Diante de um Jó, conserva o mesmo orgulho; e diante
De um morto, o mesmo olhar e sobrecenho austero.
Em teus olhos não quero a lágrima; não quero
Em tua boca o suave e idílico descante.
Celebra ora um fantasma anguiforme de Dante,
Ora o vulto marcial de um guerreiro de Homero.
Dá-me o hemistíquio d'ouro, a imagem atrativa;
A rima, cujo som, de uma harmonia crebra,
Cante aos ouvidos d'alma; a estrofe limpa e viva;
Versos que lembrem, com seus bárbaros ruídos,
Ora o áspero rumor de um calhau que se quebra,
Ora o surdo rumor de mármores partidos.
II
Ó Musa, cujo olhar de pedra, que não chora,
Gela o sorriso ao lábio e as lágrimas estanca!
Dá-me que eu vá contigo, em liberdade franca,
Por esse grande espaço onde o impassível mora.
Leva-me longe, ó Musa impassível e branca!
Longe, acima do mundo, imensidade em fora,
Onde, chamas lançando ao cortejo da aurora,
O áureo plaustro do sol nas nuvens solavanca.

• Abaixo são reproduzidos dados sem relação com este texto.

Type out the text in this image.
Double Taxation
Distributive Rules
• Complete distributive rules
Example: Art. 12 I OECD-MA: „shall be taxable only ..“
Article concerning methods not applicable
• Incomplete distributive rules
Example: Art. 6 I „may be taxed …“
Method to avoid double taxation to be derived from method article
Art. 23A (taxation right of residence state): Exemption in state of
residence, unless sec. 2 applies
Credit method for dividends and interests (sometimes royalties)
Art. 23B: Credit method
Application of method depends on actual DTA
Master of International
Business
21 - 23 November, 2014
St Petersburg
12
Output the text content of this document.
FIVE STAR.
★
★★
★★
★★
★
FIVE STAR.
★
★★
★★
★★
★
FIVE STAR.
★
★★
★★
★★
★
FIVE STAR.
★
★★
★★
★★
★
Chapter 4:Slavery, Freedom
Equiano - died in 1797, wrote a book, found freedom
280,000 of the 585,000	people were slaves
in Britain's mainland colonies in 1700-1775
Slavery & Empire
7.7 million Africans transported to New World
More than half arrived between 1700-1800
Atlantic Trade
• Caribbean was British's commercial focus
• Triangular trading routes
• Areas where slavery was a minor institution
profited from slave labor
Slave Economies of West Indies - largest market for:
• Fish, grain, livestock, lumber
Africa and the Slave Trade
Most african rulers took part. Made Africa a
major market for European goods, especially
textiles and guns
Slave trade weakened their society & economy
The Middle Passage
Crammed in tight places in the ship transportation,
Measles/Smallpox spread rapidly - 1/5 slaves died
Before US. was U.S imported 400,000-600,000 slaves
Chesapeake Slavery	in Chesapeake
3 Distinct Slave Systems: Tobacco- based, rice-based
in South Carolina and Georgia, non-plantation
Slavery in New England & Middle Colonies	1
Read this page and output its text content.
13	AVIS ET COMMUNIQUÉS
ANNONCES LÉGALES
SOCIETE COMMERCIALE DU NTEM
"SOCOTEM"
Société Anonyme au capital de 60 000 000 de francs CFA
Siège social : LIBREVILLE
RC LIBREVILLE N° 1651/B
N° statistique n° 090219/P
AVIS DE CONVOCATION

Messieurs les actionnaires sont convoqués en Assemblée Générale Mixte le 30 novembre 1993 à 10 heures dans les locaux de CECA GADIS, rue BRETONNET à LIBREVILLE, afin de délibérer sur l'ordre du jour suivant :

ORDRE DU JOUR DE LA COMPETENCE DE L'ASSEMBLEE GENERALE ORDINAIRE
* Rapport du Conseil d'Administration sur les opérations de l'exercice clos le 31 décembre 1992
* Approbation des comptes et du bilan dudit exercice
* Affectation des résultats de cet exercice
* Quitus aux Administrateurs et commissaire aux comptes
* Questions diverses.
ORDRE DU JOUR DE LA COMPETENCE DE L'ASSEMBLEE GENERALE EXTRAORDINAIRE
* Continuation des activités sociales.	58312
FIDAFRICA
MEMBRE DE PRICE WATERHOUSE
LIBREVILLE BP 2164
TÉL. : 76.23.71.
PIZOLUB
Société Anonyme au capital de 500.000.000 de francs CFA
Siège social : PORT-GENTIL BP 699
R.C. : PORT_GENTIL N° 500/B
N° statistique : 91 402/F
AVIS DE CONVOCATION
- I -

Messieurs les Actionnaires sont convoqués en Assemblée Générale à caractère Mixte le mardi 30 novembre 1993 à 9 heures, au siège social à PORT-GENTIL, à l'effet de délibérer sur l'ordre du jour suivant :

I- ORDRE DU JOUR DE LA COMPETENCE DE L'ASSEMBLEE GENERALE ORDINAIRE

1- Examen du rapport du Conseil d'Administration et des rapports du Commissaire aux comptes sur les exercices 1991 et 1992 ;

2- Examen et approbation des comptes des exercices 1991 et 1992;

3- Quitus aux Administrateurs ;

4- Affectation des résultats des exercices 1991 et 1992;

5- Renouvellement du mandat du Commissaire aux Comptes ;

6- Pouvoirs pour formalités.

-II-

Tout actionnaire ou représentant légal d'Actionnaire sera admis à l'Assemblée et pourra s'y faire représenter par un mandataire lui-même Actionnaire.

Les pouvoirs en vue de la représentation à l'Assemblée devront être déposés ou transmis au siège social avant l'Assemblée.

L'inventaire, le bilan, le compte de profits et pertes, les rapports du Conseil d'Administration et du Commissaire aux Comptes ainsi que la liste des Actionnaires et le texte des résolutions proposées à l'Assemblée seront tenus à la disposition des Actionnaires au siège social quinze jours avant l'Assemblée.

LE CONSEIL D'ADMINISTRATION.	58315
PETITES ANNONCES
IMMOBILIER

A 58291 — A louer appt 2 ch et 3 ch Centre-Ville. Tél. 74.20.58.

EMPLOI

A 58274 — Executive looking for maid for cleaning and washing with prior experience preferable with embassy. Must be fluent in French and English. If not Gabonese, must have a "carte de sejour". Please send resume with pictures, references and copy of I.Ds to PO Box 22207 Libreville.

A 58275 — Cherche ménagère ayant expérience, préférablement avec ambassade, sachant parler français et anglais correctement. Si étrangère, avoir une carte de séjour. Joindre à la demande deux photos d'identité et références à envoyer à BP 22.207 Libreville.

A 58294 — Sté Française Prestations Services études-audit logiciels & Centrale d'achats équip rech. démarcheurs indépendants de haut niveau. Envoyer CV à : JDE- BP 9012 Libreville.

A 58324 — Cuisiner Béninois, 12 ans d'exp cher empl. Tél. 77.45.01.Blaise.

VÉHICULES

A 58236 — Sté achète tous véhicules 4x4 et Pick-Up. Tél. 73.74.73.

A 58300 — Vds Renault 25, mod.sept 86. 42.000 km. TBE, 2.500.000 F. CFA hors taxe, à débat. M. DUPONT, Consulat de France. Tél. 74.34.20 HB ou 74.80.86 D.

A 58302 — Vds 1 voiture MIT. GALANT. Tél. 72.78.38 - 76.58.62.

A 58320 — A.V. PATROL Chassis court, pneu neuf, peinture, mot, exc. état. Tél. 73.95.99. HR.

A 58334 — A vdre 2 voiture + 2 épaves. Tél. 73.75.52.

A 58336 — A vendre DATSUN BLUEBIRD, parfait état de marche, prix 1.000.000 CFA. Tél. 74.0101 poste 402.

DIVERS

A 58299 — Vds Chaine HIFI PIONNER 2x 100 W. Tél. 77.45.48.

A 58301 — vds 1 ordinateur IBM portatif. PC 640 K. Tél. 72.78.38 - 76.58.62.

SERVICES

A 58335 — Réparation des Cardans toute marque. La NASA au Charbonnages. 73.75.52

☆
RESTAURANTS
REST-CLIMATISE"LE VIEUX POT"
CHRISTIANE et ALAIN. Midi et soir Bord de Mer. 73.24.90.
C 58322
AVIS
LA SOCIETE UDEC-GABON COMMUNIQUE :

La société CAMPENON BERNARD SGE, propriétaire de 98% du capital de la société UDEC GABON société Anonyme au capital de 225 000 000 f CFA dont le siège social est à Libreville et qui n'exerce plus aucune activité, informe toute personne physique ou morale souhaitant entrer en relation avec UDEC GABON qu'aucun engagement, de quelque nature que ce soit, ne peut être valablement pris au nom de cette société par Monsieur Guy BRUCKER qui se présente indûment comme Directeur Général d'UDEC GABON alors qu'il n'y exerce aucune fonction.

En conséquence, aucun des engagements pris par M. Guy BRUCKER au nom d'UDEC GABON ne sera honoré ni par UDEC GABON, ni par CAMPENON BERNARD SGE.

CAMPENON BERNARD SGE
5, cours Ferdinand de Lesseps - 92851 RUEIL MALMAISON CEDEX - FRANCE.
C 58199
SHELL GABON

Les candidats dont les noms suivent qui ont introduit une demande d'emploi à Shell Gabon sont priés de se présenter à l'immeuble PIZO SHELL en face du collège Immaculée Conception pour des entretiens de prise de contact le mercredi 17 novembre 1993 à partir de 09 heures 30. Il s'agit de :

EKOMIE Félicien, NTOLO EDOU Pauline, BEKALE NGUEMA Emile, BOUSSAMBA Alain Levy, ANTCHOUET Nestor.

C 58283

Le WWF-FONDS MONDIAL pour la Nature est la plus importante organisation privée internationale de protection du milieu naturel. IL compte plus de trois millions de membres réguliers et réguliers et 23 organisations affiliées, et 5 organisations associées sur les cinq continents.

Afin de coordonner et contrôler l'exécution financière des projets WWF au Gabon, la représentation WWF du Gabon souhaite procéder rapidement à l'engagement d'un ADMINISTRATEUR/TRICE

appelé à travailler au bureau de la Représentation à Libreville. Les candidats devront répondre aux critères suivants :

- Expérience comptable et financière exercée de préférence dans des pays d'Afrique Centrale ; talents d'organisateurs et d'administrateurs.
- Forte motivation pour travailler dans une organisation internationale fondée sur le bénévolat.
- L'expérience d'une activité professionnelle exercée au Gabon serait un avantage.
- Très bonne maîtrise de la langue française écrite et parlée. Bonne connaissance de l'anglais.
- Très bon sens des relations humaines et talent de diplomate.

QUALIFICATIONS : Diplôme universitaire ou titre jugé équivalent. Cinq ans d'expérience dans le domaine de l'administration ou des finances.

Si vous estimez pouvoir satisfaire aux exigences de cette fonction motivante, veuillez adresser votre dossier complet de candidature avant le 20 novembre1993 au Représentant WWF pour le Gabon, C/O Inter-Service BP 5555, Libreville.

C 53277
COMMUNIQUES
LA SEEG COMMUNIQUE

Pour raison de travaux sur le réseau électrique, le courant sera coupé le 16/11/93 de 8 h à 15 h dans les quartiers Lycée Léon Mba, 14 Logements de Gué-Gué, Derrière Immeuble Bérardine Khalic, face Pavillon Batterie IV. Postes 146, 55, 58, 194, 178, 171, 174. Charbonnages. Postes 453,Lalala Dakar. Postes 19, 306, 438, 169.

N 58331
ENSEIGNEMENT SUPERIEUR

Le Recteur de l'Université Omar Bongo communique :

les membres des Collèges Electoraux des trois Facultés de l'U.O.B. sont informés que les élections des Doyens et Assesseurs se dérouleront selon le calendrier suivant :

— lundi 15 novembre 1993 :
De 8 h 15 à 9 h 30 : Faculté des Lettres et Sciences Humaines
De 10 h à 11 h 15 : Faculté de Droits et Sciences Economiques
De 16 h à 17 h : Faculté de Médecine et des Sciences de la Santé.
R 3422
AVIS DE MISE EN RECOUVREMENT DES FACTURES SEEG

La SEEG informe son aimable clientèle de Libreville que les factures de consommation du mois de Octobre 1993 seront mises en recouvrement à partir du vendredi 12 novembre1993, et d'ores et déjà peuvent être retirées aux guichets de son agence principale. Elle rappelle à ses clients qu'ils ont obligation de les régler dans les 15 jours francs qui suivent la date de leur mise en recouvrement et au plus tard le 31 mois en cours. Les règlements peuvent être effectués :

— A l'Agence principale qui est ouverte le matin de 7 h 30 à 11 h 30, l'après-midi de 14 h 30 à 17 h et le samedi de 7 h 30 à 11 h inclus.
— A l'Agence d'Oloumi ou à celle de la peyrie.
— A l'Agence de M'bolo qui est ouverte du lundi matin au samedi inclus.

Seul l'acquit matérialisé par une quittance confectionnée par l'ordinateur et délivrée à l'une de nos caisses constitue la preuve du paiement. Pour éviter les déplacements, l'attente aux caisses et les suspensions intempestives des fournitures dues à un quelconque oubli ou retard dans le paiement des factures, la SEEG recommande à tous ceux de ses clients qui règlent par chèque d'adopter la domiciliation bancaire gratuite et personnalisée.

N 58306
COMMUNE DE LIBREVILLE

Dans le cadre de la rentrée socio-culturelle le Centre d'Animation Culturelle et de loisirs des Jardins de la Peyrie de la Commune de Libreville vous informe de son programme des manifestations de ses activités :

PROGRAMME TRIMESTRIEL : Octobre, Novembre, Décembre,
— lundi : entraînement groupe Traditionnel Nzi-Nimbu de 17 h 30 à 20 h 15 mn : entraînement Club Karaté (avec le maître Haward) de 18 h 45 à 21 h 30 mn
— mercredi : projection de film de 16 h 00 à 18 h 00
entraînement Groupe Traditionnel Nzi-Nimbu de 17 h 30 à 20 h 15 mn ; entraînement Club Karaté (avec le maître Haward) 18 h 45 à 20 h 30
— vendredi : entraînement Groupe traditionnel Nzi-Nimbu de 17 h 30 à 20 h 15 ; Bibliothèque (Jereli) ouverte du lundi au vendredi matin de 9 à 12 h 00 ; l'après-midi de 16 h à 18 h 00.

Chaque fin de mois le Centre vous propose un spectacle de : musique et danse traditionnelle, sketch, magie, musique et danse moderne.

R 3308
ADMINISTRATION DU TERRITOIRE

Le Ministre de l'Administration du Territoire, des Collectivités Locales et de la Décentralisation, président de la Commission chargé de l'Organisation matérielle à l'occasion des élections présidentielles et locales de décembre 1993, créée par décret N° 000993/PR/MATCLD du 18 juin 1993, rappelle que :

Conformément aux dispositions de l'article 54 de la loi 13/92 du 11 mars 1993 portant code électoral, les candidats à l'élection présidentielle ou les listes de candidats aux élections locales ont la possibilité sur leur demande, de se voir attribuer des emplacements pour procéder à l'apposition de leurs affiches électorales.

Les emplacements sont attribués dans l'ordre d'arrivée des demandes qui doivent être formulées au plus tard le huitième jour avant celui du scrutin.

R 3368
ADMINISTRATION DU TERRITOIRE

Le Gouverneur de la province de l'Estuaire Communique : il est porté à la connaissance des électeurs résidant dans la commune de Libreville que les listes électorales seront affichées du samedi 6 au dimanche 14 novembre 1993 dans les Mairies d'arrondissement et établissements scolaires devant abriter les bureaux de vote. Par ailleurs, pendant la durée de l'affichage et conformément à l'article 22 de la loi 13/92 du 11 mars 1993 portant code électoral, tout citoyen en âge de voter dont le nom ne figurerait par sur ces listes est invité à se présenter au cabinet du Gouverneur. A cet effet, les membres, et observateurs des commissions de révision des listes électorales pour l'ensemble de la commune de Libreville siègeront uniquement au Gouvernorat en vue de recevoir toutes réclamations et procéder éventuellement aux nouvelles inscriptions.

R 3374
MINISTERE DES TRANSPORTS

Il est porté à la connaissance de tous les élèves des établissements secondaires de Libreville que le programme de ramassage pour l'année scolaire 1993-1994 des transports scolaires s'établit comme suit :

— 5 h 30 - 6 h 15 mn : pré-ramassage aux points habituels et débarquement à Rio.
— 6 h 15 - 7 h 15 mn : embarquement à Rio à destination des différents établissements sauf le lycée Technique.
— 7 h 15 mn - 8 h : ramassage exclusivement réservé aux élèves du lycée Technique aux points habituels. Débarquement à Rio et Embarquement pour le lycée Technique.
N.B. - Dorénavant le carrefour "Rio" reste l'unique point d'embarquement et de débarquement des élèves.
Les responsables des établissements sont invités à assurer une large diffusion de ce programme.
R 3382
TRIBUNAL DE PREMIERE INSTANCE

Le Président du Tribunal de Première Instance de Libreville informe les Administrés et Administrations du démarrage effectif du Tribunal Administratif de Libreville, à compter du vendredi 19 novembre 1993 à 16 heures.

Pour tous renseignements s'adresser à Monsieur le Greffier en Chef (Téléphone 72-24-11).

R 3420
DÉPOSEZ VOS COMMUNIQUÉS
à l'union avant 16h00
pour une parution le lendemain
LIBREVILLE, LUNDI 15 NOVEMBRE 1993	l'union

Transporta-me de vez, numa ascensão ardente,
À deliciosa paz dos Olímpicos-Lares
Onde os deuses pagãos vivem eternamente,
E onde, num longo olhar, eu possa ver contigo
Passarem, através das brumas seculares,
Os Poetas e os Heróis do grande mundo antigo.
do livro Mármores – 1895
Francisca Júlia, considerada a maior poetisa da língua portuguesa em seu tempo, foi a mais fiel representante do Parnasianismo no Brasil, a única que conseguiu atingir o respeito à forma e a impassibilidade exigidos pelo movimento: a arte pela arte. Criadora de versos perfeitos, sua obra, parnasiana no início da carreira, ao final da vida volta-se à poesia simbólica e mística. Seus sonetos estão entre os mais perfeitos da língua portuguesa.